RE: Long distance links
My comments are in context below.
> You are looking at the problem from the point of view of a
> MAC talking to a
> PHY attached to an Optical network. I agree that about 1
> packet time for
> transmit and 1-2 for receive is required for this configuration.
> The issue is what happens when a MAC delivers a 10 Gigbit
> data steam to a
> 10 Gigabit PHY which is attached to a link which eventually reaches an
> Optical network.
So if I understand this model, we have a 10Gig link (campus backbone)
that is connected to a campus switch. That switch wants to connect to
a WAN and thus will have a WAN port that operates at 9.58464 by using
its XGMII "hold" signal.
I agree that THAT switch will require buffering to handle the rate
mismatch, but that would be required in the event that it has more
than 10 Gigabit links feeding it anyway. This is OK.
The WAN PHY will still only need its 1 packet worth of buffering to
deal with the rate conversion at the XGMII though.

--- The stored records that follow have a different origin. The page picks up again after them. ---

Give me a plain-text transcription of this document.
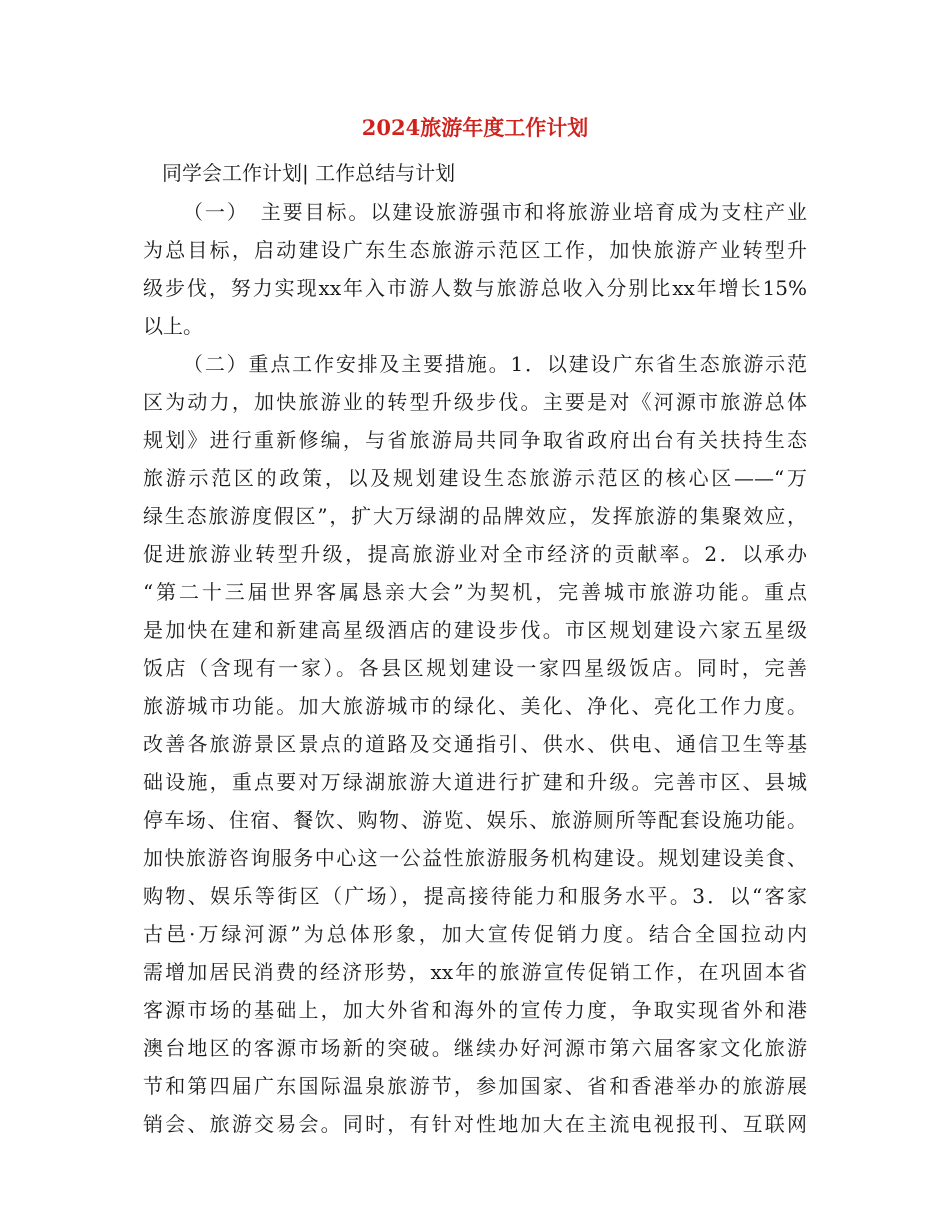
2024旅游年度工作计划
同学会工作计划| 工作总结与计划
（一）　主要目标。以建设旅游强市和将旅游业培育成为支柱产业
为总目标，启动建设广东生态旅游示范区工作，加快旅游产业转型升
级步伐，努力实现xx年入市游人数与旅游总收入分别比xx年增长15%
以上。
（二）重点工作安排及主要措施。1．以建设广东省生态旅游示范
区为动力，加快旅游业的转型升级步伐。主要是对《河源市旅游总体
规划》进行重新修编，与省旅游局共同争取省政府出台有关扶持生态
旅游示范区的政策，以及规划建设生态旅游示范区的核心区——“万
绿生态旅游度假区”，扩大万绿湖的品牌效应，发挥旅游的集聚效应，
促进旅游业转型升级，提高旅游业对全市经济的贡献率。2．以承办
“第二十三届世界客属恳亲大会”为契机，完善城市旅游功能。重点
是加快在建和新建高星级酒店的建设步伐。市区规划建设六家五星级
饭店（含现有一家）。各县区规划建设一家四星级饭店。同时，完善
旅游城市功能。加大旅游城市的绿化、美化、净化、亮化工作力度。
改善各旅游景区景点的道路及交通指引、供水、供电、通信卫生等基
础设施，重点要对万绿湖旅游大道进行扩建和升级。完善市区、县城
停车场、住宿、餐饮、购物、游览、娱乐、旅游厕所等配套设施功能。
加快旅游咨询服务中心这一公益性旅游服务机构建设。规划建设美食、
购物、娱乐等街区（广场），提高接待能力和服务水平。3．以“客家
古邑·万绿河源”为总体形象，加大宣传促销力度。结合全国拉动内
需增加居民消费的经济形势，xx年的旅游宣传促销工作，在巩固本省
客源市场的基础上，加大外省和海外的宣传力度，争取实现省外和港
澳台地区的客源市场新的突破。继续办好河源市第六届客家文化旅游
节和第四届广东国际温泉旅游节，参加国家、省和香港举办的旅游展
销会、旅游交易会。同时，有针对性地加大在主流电视报刊、互联网
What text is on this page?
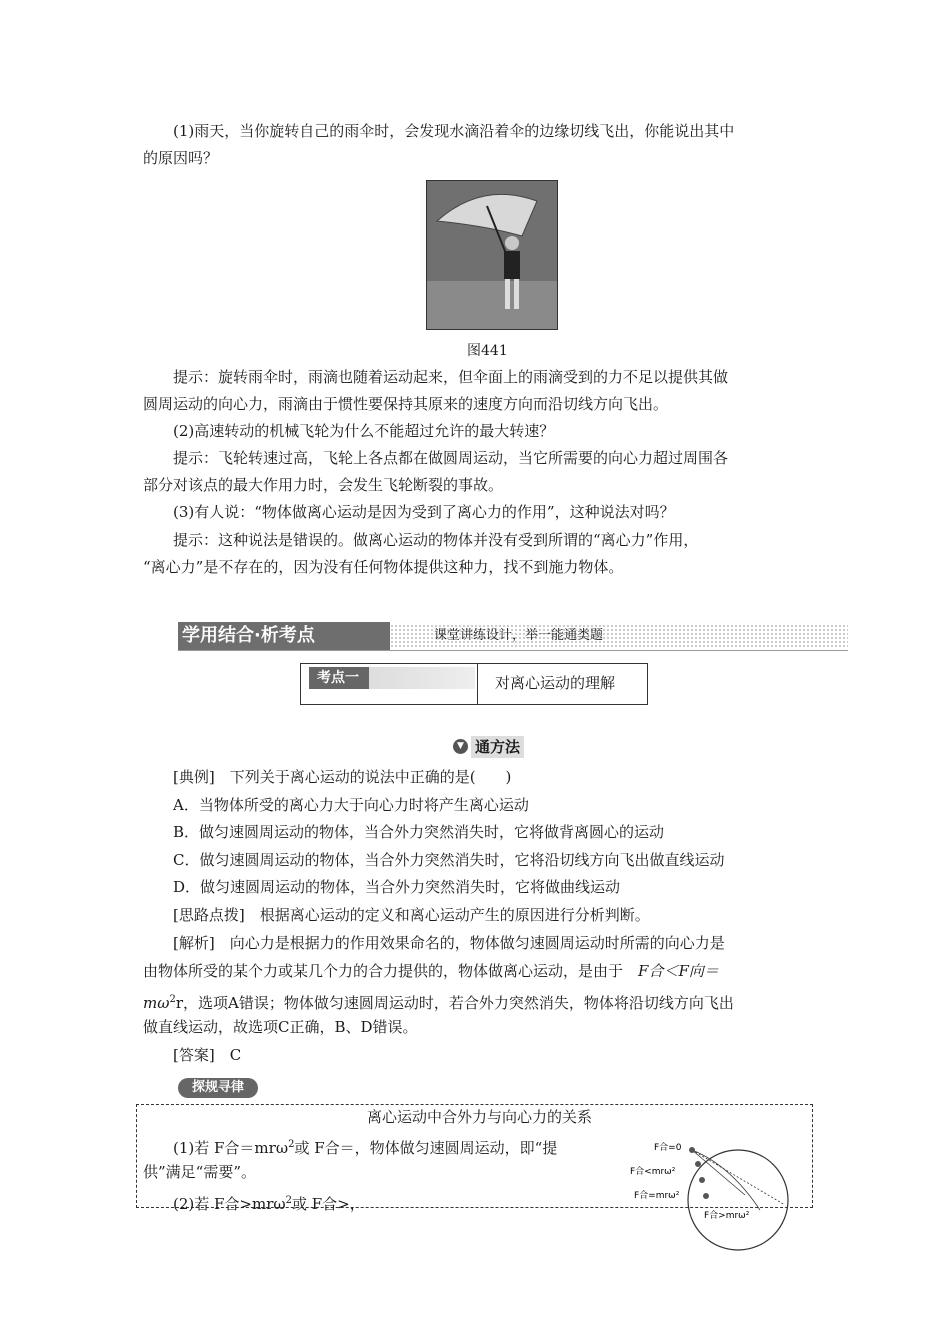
(1)雨天，当你旋转自己的雨伞时，会发现水滴沿着伞的边缘切线飞出，你能说出其中
的原因吗？
图441
提示：旋转雨伞时，雨滴也随着运动起来，但伞面上的雨滴受到的力不足以提供其做
圆周运动的向心力，雨滴由于惯性要保持其原来的速度方向而沿切线方向飞出。
(2)高速转动的机械飞轮为什么不能超过允许的最大转速？
提示：飞轮转速过高，飞轮上各点都在做圆周运动，当它所需要的向心力超过周围各
部分对该点的最大作用力时，会发生飞轮断裂的事故。
(3)有人说：“物体做离心运动是因为受到了离心力的作用”，这种说法对吗？
提示：这种说法是错误的。做离心运动的物体并没有受到所谓的“离心力”作用，
“离心力”是不存在的，因为没有任何物体提供这种力，找不到施力物体。
学用结合·析考点	课堂讲练设计，举一能通类题
考点一	对离心运动的理解
▼ 通方法
[典例]　下列关于离心运动的说法中正确的是(　　)
A．当物体所受的离心力大于向心力时将产生离心运动
B．做匀速圆周运动的物体，当合外力突然消失时，它将做背离圆心的运动
C．做匀速圆周运动的物体，当合外力突然消失时，它将沿切线方向飞出做直线运动
D．做匀速圆周运动的物体，当合外力突然消失时，它将做曲线运动
[思路点拨]　根据离心运动的定义和离心运动产生的原因进行分析判断。
[解析]　向心力是根据力的作用效果命名的，物体做匀速圆周运动时所需的向心力是
由物体所受的某个力或某几个力的合力提供的，物体做离心运动，是由于　 F合＜F向＝
$m\omega^2r$，选项A错误；物体做匀速圆周运动时，若合外力突然消失，物体将沿切线方向飞出
做直线运动，故选项C正确，B、D错误。
[答案]　C
探规寻律
离心运动中合外力与向心力的关系
(1)若 F合＝mrω$^2$或 F合＝，物体做匀速圆周运动，即“提
供”满足“需要”。
(2)若 F合>mrω$^2$或 F合>，
F合=0
F合<mrω²
F合=mrω²
F合>mrω²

> At the optical network a transform is performed to
> continue the link. The device at the juncture must flow
> control the link to
> slow the data rate to 9.584640. To do so it must have enough buffer to
> cover 2*delay*bandwidth. Since this buffer depends on delay
> it has a direct
> dependence on the link length (making the solution scale poorly). A
> reasonable design point for wide area equipment is about 25
> msec (typical
> routers use 200 msec. which is where the design point needs to be for
> general applications).
Now that the data from that switch has been restricted to the 9.58464
rate in the campus switch (via the hold signal) and has been placed onto
the SONET network, aren't we done?
> Doing the math on 25 msec gives us 2*25msec*400Mbps/8bpB =
> 2.5 Mbytes. If
> we recalculate the buffer requirement based on the standard
> router design
> point of 200msec we get 2*200msec*400Mbps/8bpB = 20 Mbytes.
If the campus switch doesn't want to provide 20Mbytes of buffering
for it's 10Gig WAN port, it can flow-control it's down-stream links
just as a 10Gig Campus port would do if it had 24 Gigabit links
feeding it too much data.
If your point is that by limiting the MAC/PLS rate to 9.58464 we
would be able to send data from a building backbone to the campus
switch and then on to the WAN without a rate mismatch, I accept
your point. However, those of us who expect to be aggregating many
Gigabit links see the inherent buffering and flow-control issues
to be a more immediate concern and by dealing with those issues,
the 10.0000 -> 9.58464 rate mismatch is resolved anyway.
Thanks for continuing to illuminate your concerns. I hope my response
helps us to converge our understanding.